Pontos turísticos como o Lago de Jaguara (formado em 1971 com a construção da Hidrelétrica), a ponte que dividi os estados de São Paulo e Minas Gerais, a orla da praia artificial e o teatro de arena foram fotografados sem nenhum turista ou morador. As fotos foram compartilhadas no Instagram do Turismo Rifaina. Projeto que fomenta, há mais de 10 anos boas práticas para o desenvolvimento do turismo com bases sustentáveis.

“é tempo de reflexão, estamos no começo da pandemia e de uma crise econômica financeira que impactará diretamente o turismo.”

Mas, de certa forma, no final de tudo isso é válido refletir sobre impactos de grande monta quanto ao turismo de massas, a especulação imobiliária e outras demandas de grande quantidade causadas, exatamente, pela aglomeração de pessoas.” completa Ernani Baraldi fundador do projeto.

Rifaina, como todos já conhecem, é uma cidade que nos últimos anos vem recebendo investimentos imobiliários: prédios, loteamentos, resorts e marinas.

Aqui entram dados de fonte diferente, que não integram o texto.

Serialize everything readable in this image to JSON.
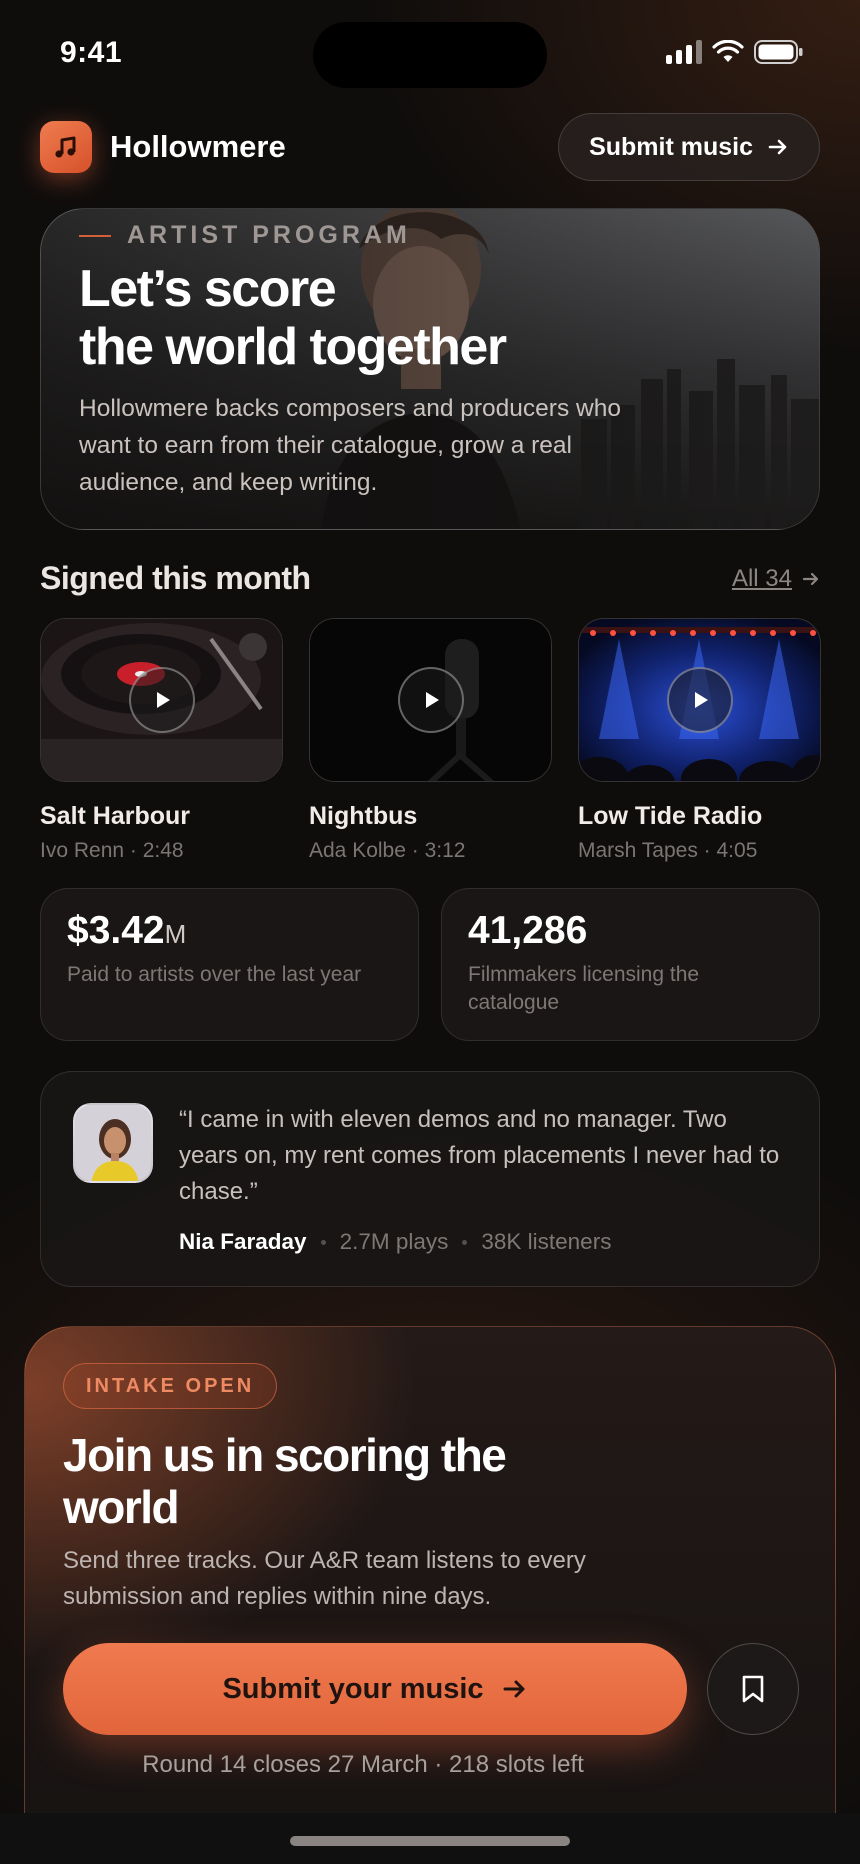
{
  "status_bar": {
    "time": "9:41"
  },
  "header": {
    "brand_name": "Hollowmere",
    "submit_label": "Submit music"
  },
  "hero": {
    "eyebrow": "ARTIST PROGRAM",
    "title_line1": "Let’s score",
    "title_line2": "the world together",
    "body": "Hollowmere backs composers and producers who want to earn from their catalogue, grow a real audience, and keep writing."
  },
  "signed": {
    "title": "Signed this month",
    "all_link": "All 34",
    "tracks": [
      {
        "title": "Salt Harbour",
        "artist": "Ivo Renn",
        "duration": "2:48",
        "meta": "Ivo Renn · 2:48"
      },
      {
        "title": "Nightbus",
        "artist": "Ada Kolbe",
        "duration": "3:12",
        "meta": "Ada Kolbe · 3:12"
      },
      {
        "title": "Low Tide Radio",
        "artist": "Marsh Tapes",
        "duration": "4:05",
        "meta": "Marsh Tapes · 4:05"
      }
    ]
  },
  "stats": [
    {
      "value": "$3.42",
      "unit": "M",
      "label": "Paid to artists over the last year"
    },
    {
      "value": "41,286",
      "unit": "",
      "label": "Filmmakers licensing the catalogue"
    }
  ],
  "testimonial": {
    "quote": "“I came in with eleven demos and no manager. Two years on, my rent comes from placements I never had to chase.”",
    "name": "Nia Faraday",
    "plays": "2.7M plays",
    "listeners": "38K listeners"
  },
  "cta": {
    "badge": "INTAKE OPEN",
    "title": "Join us in scoring the world",
    "body": "Send three tracks. Our A&R team listens to every submission and replies within nine days.",
    "button_label": "Submit your music",
    "footnote": "Round 14 closes 27 March · 218 slots left"
  },
  "colors": {
    "accent": "#E9693F",
    "background": "#0F0D0C"
  }
}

Entretanto, a contrapartida é o aumento significativo de visitantes – saltando dos quase 4 mil habitantes – a população flutuantes chega em feriados prolongados como réveillon – a quase 15 mil pessoas. Um fluxo que, obviamente insere divisas no comércio mas, é preciso olhar com sensibilidade o aumento de acidentes de lanchas, lixo, consumo de drogas, prostituição entre outras coisas não tão positivas, se tratando de um turismo, como salienta Baraldi, com bases sustentáveis.

As fotos que viralizaram mostram aquela cidade pacata, “embora em tempos difíceis, mas com um apelo de reflexão, não seria hora de olhar o futuro da pequena notável e toda sua microrregião, ou precisará de um vírus chamado: planejamento sustentável. A natureza agradece essa pausa!